Come superare l’ansia da Coronavirus

Come gestire l'ansia da Coronavirus

La pandemia causata dal Coronavirus altrimenti apostrofato come “Covid19”, ha generato una serie di comportamenti irrazionali, innescando una serie di meccanismi negativi, che stanno generando il panico. Prima fù il contagio, l’epidemia e la sua rapida diffusione, i numerosi decessi, le manovre contenitive dei vari governi, le statistiche, le previsioni dei medici e dei gruppi di ricerca, il fermo dell’economia, il blocco dei contatti per arginare la diffusione del virus, poi, è arrivato il secondo virus, quello che attacca la mente, che influenza i comportamenti, le abitudini, il quotidiano. 

Il virus biologico, è temuto per la sua pericolosità, per il tasso di mortalità altissimo che ha causato e che ancora sta continuando ad aumentare, quello psicologico, invisibile come il primo, genera ansia. Ma come superare l’ansia da Coronavirus? Cosa suggeriscono gli esperti? Come possono le persone affrontare questo mostro invisibile, la forzata reclusione, il mancato contatto, l’impossibilità di condurre una vita normale?

Il virus, ha un tempo di incubazione di cinque giorni circa, e manifesta i sintomi dopo circa 15 giorni: il lasso di tempo è abbastanza ampio, e questo –sostengono gli esperti- ha generato un meccanismo di ansia importante; si pensa alle persone con le quali sono entrate in contatto, alle strette di mano date, a tutte le maniglie toccate.L’ansia, viste le condizioni assolutamente particolari in cui si sta vivendo, è assolutamente giustificata, ma può essere contenuta.

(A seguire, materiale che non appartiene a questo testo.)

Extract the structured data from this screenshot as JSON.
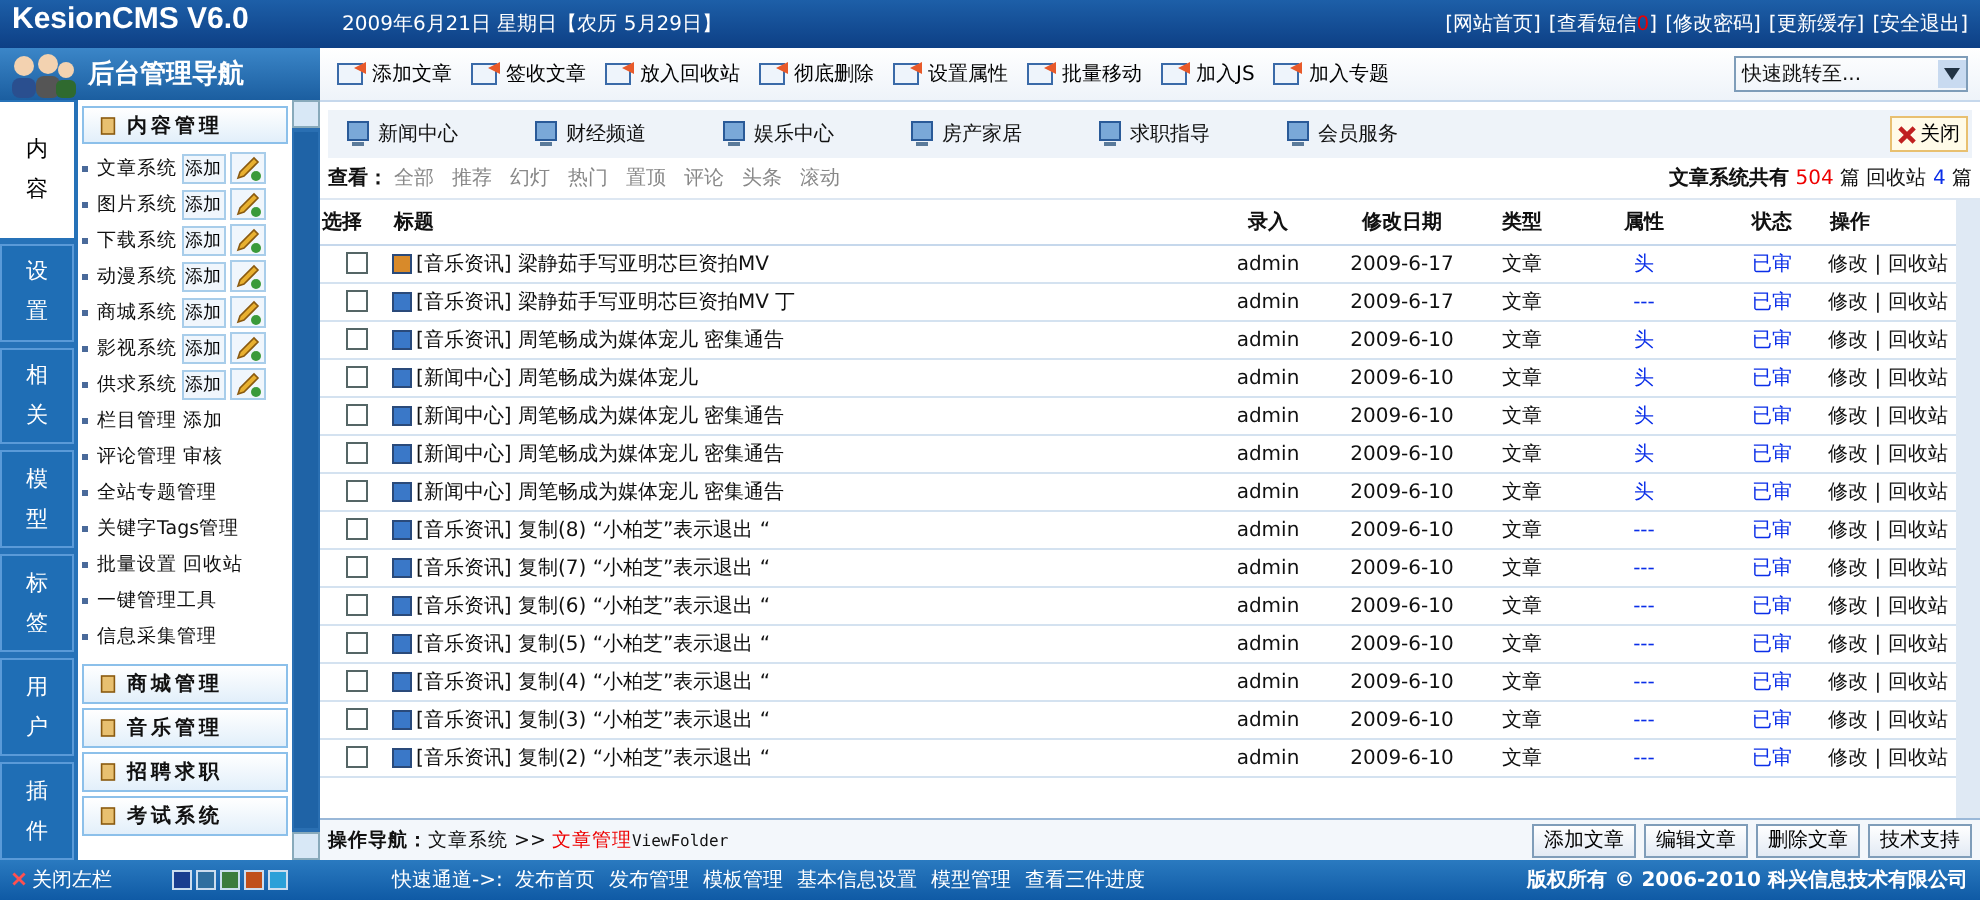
{
  "header": {
    "logo": "KesionCMS V6.0",
    "date": "2009年6月21日 星期日【农历 5月29日】",
    "links": [
      {
        "label": "[网站首页]"
      },
      {
        "label": "[查看短信",
        "count": "0",
        "end": "]"
      },
      {
        "label": "[修改密码]"
      },
      {
        "label": "[更新缓存]"
      },
      {
        "label": "[安全退出]"
      }
    ]
  },
  "sidebar": {
    "title": "后台管理导航",
    "tabs": [
      {
        "label": "内容",
        "selected": true
      },
      {
        "label": "设置",
        "selected": false
      },
      {
        "label": "相关",
        "selected": false
      },
      {
        "label": "模型",
        "selected": false
      },
      {
        "label": "标签",
        "selected": false
      },
      {
        "label": "用户",
        "selected": false
      },
      {
        "label": "插件",
        "selected": false
      }
    ],
    "section": "内容管理",
    "items": [
      {
        "kind": "system",
        "label": "文章系统",
        "button": "添加"
      },
      {
        "kind": "system",
        "label": "图片系统",
        "button": "添加"
      },
      {
        "kind": "system",
        "label": "下载系统",
        "button": "添加"
      },
      {
        "kind": "system",
        "label": "动漫系统",
        "button": "添加"
      },
      {
        "kind": "system",
        "label": "商城系统",
        "button": "添加"
      },
      {
        "kind": "system",
        "label": "影视系统",
        "button": "添加"
      },
      {
        "kind": "system",
        "label": "供求系统",
        "button": "添加"
      },
      {
        "kind": "link",
        "label": "栏目管理 添加"
      },
      {
        "kind": "link",
        "label": "评论管理 审核"
      },
      {
        "kind": "link",
        "label": "全站专题管理"
      },
      {
        "kind": "link",
        "label": "关键字Tags管理"
      },
      {
        "kind": "link",
        "label": "批量设置 回收站"
      },
      {
        "kind": "link",
        "label": "一键管理工具"
      },
      {
        "kind": "link",
        "label": "信息采集管理"
      }
    ],
    "sections": [
      "商城管理",
      "音乐管理",
      "招聘求职",
      "考试系统"
    ]
  },
  "toolbar": {
    "buttons": [
      "添加文章",
      "签收文章",
      "放入回收站",
      "彻底删除",
      "设置属性",
      "批量移动",
      "加入JS",
      "加入专题"
    ],
    "jump": "快速跳转至..."
  },
  "channels": {
    "items": [
      "新闻中心",
      "财经频道",
      "娱乐中心",
      "房产家居",
      "求职指导",
      "会员服务"
    ],
    "close": "关闭"
  },
  "filter": {
    "label": "查看：",
    "options": [
      "全部",
      "推荐",
      "幻灯",
      "热门",
      "置顶",
      "评论",
      "头条",
      "滚动"
    ],
    "summary_prefix": "文章系统共有",
    "total": "504",
    "summary_mid": "篇 回收站",
    "recycled": "4",
    "summary_suffix": "篇"
  },
  "table": {
    "columns": [
      "选择",
      "标题",
      "录入",
      "修改日期",
      "类型",
      "属性",
      "状态",
      "操作"
    ],
    "rows": [
      {
        "checked": false,
        "kind": "highlighted",
        "title": "[音乐资讯] 梁静茹手写亚明芯巨资拍MV",
        "author": "admin",
        "date": "2009-6-17",
        "type": "文章",
        "attr": "头",
        "status": "已审",
        "edit": "修改",
        "sep": "|",
        "recycle": "回收站"
      },
      {
        "checked": false,
        "kind": "normal",
        "title": "[音乐资讯] 梁静茹手写亚明芯巨资拍MV 丁",
        "author": "admin",
        "date": "2009-6-17",
        "type": "文章",
        "attr": "---",
        "status": "已审",
        "edit": "修改",
        "sep": "|",
        "recycle": "回收站"
      },
      {
        "checked": false,
        "kind": "normal",
        "title": "[音乐资讯] 周笔畅成为媒体宠儿 密集通告",
        "author": "admin",
        "date": "2009-6-10",
        "type": "文章",
        "attr": "头",
        "status": "已审",
        "edit": "修改",
        "sep": "|",
        "recycle": "回收站"
      },
      {
        "checked": false,
        "kind": "normal",
        "title": "[新闻中心] 周笔畅成为媒体宠儿",
        "author": "admin",
        "date": "2009-6-10",
        "type": "文章",
        "attr": "头",
        "status": "已审",
        "edit": "修改",
        "sep": "|",
        "recycle": "回收站"
      },
      {
        "checked": false,
        "kind": "normal",
        "title": "[新闻中心] 周笔畅成为媒体宠儿 密集通告",
        "author": "admin",
        "date": "2009-6-10",
        "type": "文章",
        "attr": "头",
        "status": "已审",
        "edit": "修改",
        "sep": "|",
        "recycle": "回收站"
      },
      {
        "checked": false,
        "kind": "normal",
        "title": "[新闻中心] 周笔畅成为媒体宠儿 密集通告",
        "author": "admin",
        "date": "2009-6-10",
        "type": "文章",
        "attr": "头",
        "status": "已审",
        "edit": "修改",
        "sep": "|",
        "recycle": "回收站"
      },
      {
        "checked": false,
        "kind": "normal",
        "title": "[新闻中心] 周笔畅成为媒体宠儿 密集通告",
        "author": "admin",
        "date": "2009-6-10",
        "type": "文章",
        "attr": "头",
        "status": "已审",
        "edit": "修改",
        "sep": "|",
        "recycle": "回收站"
      },
      {
        "checked": false,
        "kind": "normal",
        "title": "[音乐资讯] 复制(8) “小柏芝”表示退出 “",
        "author": "admin",
        "date": "2009-6-10",
        "type": "文章",
        "attr": "---",
        "status": "已审",
        "edit": "修改",
        "sep": "|",
        "recycle": "回收站"
      },
      {
        "checked": false,
        "kind": "normal",
        "title": "[音乐资讯] 复制(7) “小柏芝”表示退出 “",
        "author": "admin",
        "date": "2009-6-10",
        "type": "文章",
        "attr": "---",
        "status": "已审",
        "edit": "修改",
        "sep": "|",
        "recycle": "回收站"
      },
      {
        "checked": false,
        "kind": "normal",
        "title": "[音乐资讯] 复制(6) “小柏芝”表示退出 “",
        "author": "admin",
        "date": "2009-6-10",
        "type": "文章",
        "attr": "---",
        "status": "已审",
        "edit": "修改",
        "sep": "|",
        "recycle": "回收站"
      },
      {
        "checked": false,
        "kind": "normal",
        "title": "[音乐资讯] 复制(5) “小柏芝”表示退出 “",
        "author": "admin",
        "date": "2009-6-10",
        "type": "文章",
        "attr": "---",
        "status": "已审",
        "edit": "修改",
        "sep": "|",
        "recycle": "回收站"
      },
      {
        "checked": false,
        "kind": "normal",
        "title": "[音乐资讯] 复制(4) “小柏芝”表示退出 “",
        "author": "admin",
        "date": "2009-6-10",
        "type": "文章",
        "attr": "---",
        "status": "已审",
        "edit": "修改",
        "sep": "|",
        "recycle": "回收站"
      },
      {
        "checked": false,
        "kind": "normal",
        "title": "[音乐资讯] 复制(3) “小柏芝”表示退出 “",
        "author": "admin",
        "date": "2009-6-10",
        "type": "文章",
        "attr": "---",
        "status": "已审",
        "edit": "修改",
        "sep": "|",
        "recycle": "回收站"
      },
      {
        "checked": false,
        "kind": "normal",
        "title": "[音乐资讯] 复制(2) “小柏芝”表示退出 “",
        "author": "admin",
        "date": "2009-6-10",
        "type": "文章",
        "attr": "---",
        "status": "已审",
        "edit": "修改",
        "sep": "|",
        "recycle": "回收站"
      }
    ]
  },
  "bottom_bar": {
    "label": "操作导航：",
    "path": "文章系统 >> ",
    "current": "文章管理",
    "folder": "ViewFolder",
    "buttons": [
      "添加文章",
      "编辑文章",
      "删除文章",
      "技术支持"
    ]
  },
  "footer": {
    "close_left": "关闭左栏",
    "themes": [
      {
        "color": "#1a3d8f"
      },
      {
        "color": "#2f6f9f"
      },
      {
        "color": "#3c7a3c"
      },
      {
        "color": "#c0501a"
      },
      {
        "color": "#2aa0d8"
      }
    ],
    "quick_label": "快速通道->:",
    "quick_links": [
      "发布首页",
      "发布管理",
      "模板管理",
      "基本信息设置",
      "模型管理",
      "查看三件进度"
    ],
    "copyright": "版权所有 © 2006-2010 科兴信息技术有限公司"
  }
}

In primis, è importante sapere che i sintomi a cui prestare attenzione sono tre: febbre alta, difficoltà respiratorie importanti, tosse con dispnea. A questi sintomi, possono associarsi diversi altri sintomi (tipici dell’influenza), quali mal di gola, raffreddamento, mal di testa, diarrea, ma questo tipo di condizione, non necessariamente riporta al Coronavirus.

Le notizie inoltre, in particolare le fake news, hanno contribuito a far aumentare l’ansia, creando un circuito negativo da cui ora come ora è difficile uscire. Le istituzioni sono perennemente in contatto con la popolazione, e i numeri spaventosi, i presagi di catastrofe, contribuiscono a creare seri disagi.  L’ansia da Coronavirus, può essere contenuta in primis rispettando le regole che sono state imposte dal governo, in questo modo, al più presto si uscirà dalla condizione di pericolo.

In secondo luogo, è importante attenersi a ciò che affermano le istituzioni, e i Tg, o le testate giornalistiche, senza prestare attenzione alle fake news, e alle comunicazioni date dalle persone comuni che vengono diffuse attraverso i social media.

Infine, è importante non prendere decisioni nei momenti di panico, ma bisogna cercare di trovare distrazioni, anche in casa, cercando di riorganizzare la propria vita, e in casi estremi, contattare uno specialista, cosi da evitare il panico.